# A particle of mass m and charge (−q) enters the region between the two charged plates initially moving along x-axis with speed vx (like particle 1 in Fig. 1.33).

**Question:**

A particle of mass $m$ and charge $(-q)$ enters the region between the two charged plates initially moving along $x$-axis with speed $v x$ (like particle 1 in Fig. 1.33). The length of plate is $L$ and an uniform electric field $E$ is maintained between the plates. Show that the vertical deflection of the particle at the far edge of the plate is $q E L^{2} /\left(2 m v_{x}^{2}\right)$.

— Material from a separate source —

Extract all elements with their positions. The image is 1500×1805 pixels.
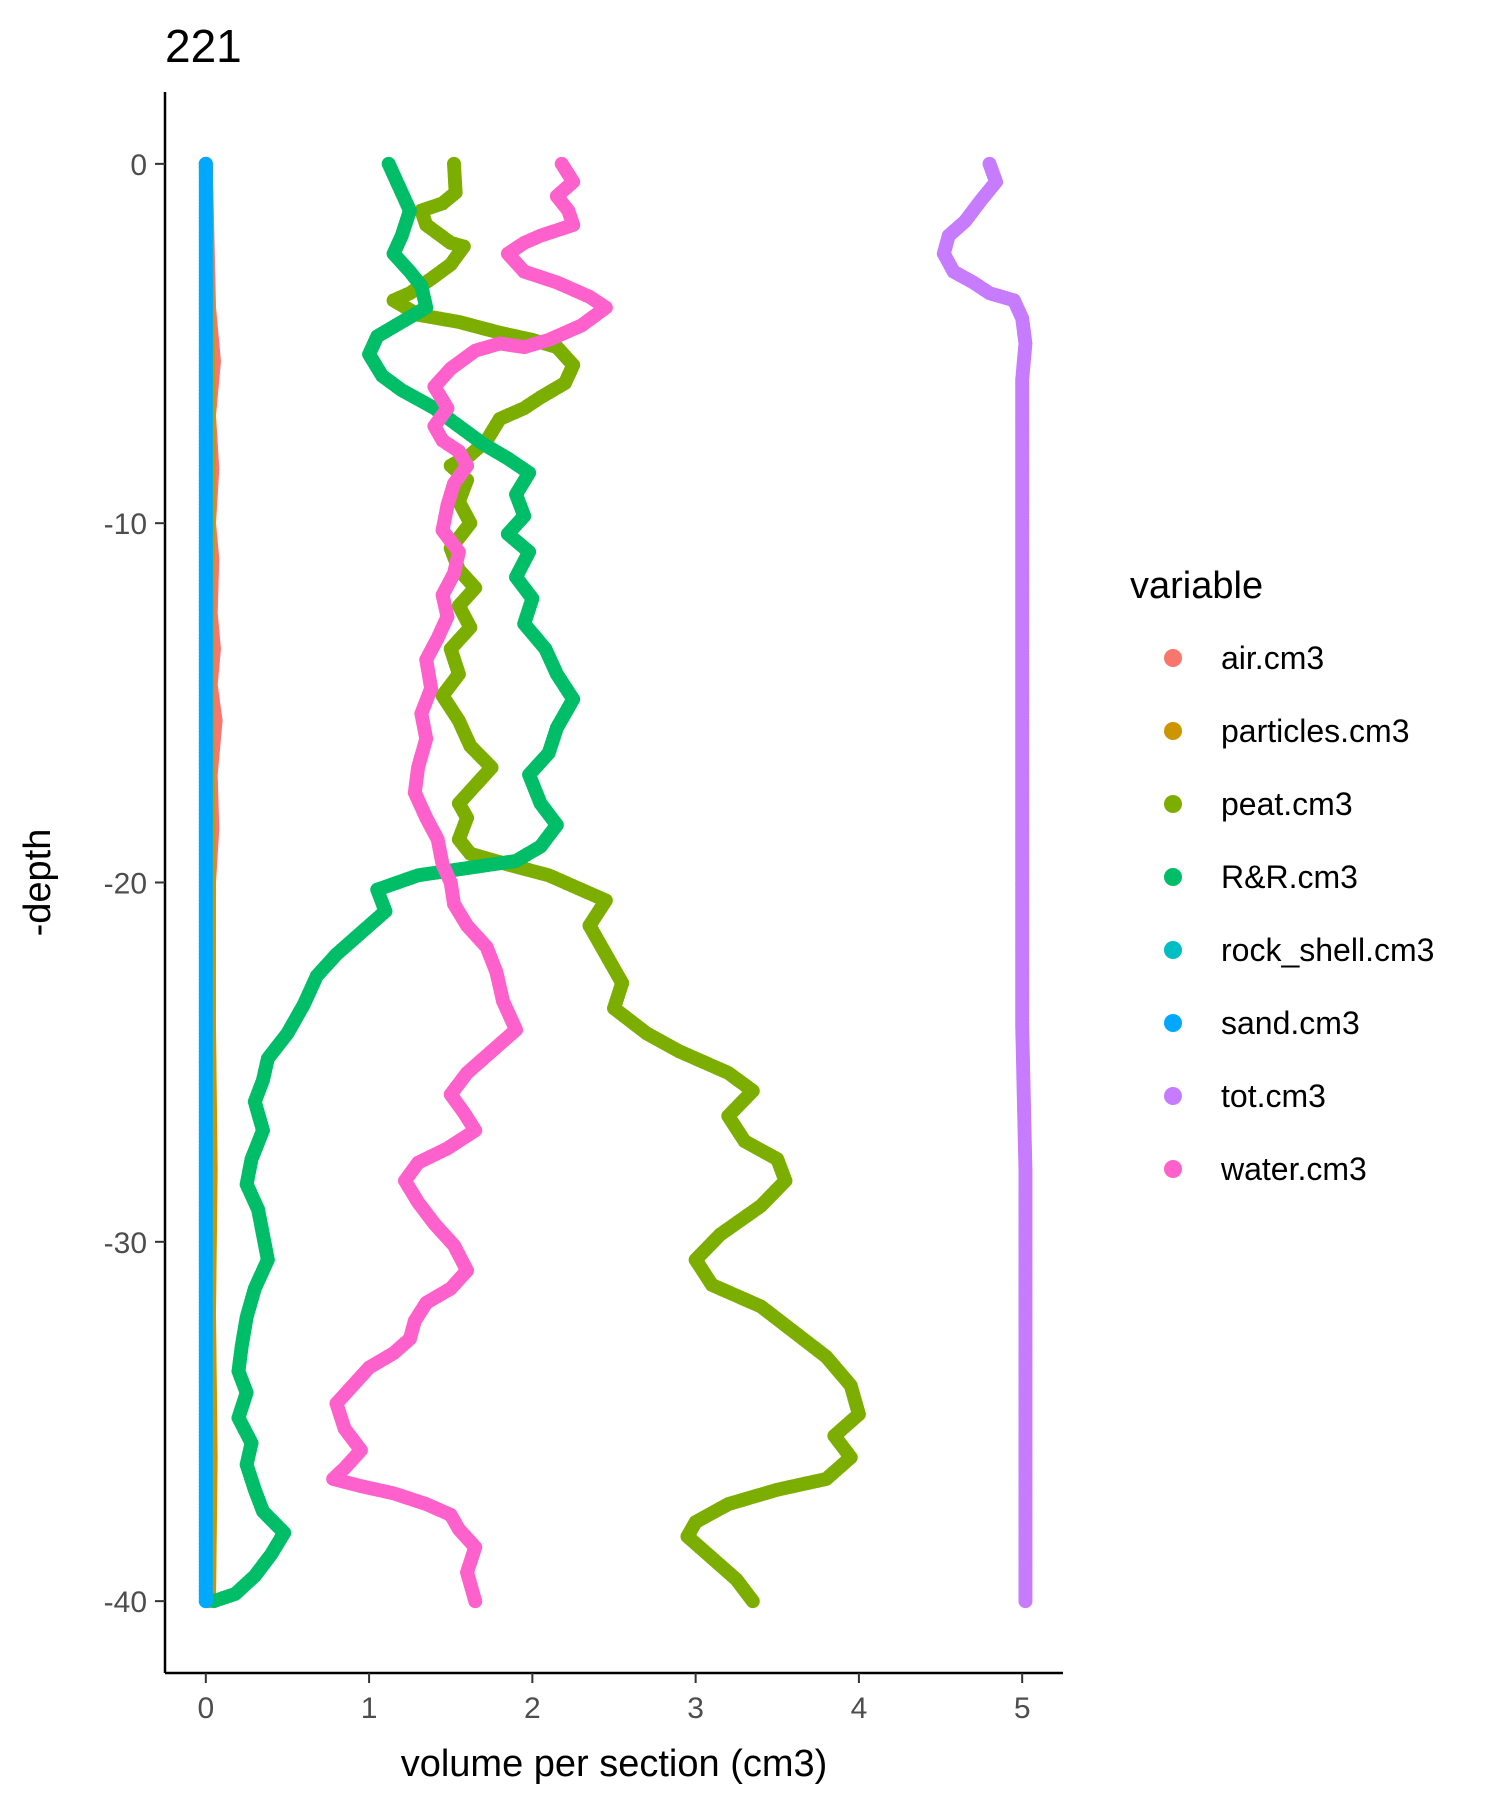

Compare this motion with motion of a projectile in gravitational field discussed in Section $4.10$ of Class $X I$ Textbook of Physics.

**Solution:**

Charge on a particle of mass *m* = − *q*

Velocity of the particle = *v**x*

Length of the plates =* L*

Magnitude of the uniform electric field between the plates = *E*

Mechanical force, *F* = Mass (*m*) × Acceleration (*a*)

$a=\frac{F}{m}$

However, electric force, $F=q E$

Therefore, acceleration, $a=\frac{q E}{m}$ ...(1)

Time taken by the particle to cross the field of length *L *is given by,

$t=\frac{\text { Length of the plate }}{\text { Velocity of the particle }}=\frac{L}{v_{x}}$ ...(2)

In the vertical direction, initial velocity, *u* = 0

According to the third equation of motion, vertical deflection *s *of the particle can be obtained as,

$s=u t+\frac{1}{2} a t^{2}$

$s=0+\frac{1}{2}\left(\frac{q E}{m}\right)\left(\frac{L}{v_{x}}\right)^{2}$

$s=\frac{q E L^{2}}{2 m V_{x}^{2}}$ ...(3)

Hence, vertical deflection of the particle at the far edge of the plate is

$q E L^{2} /\left(2 m v_{x}^{2}\right)$. This is similar to the motion of horizontal projectiles under gravity.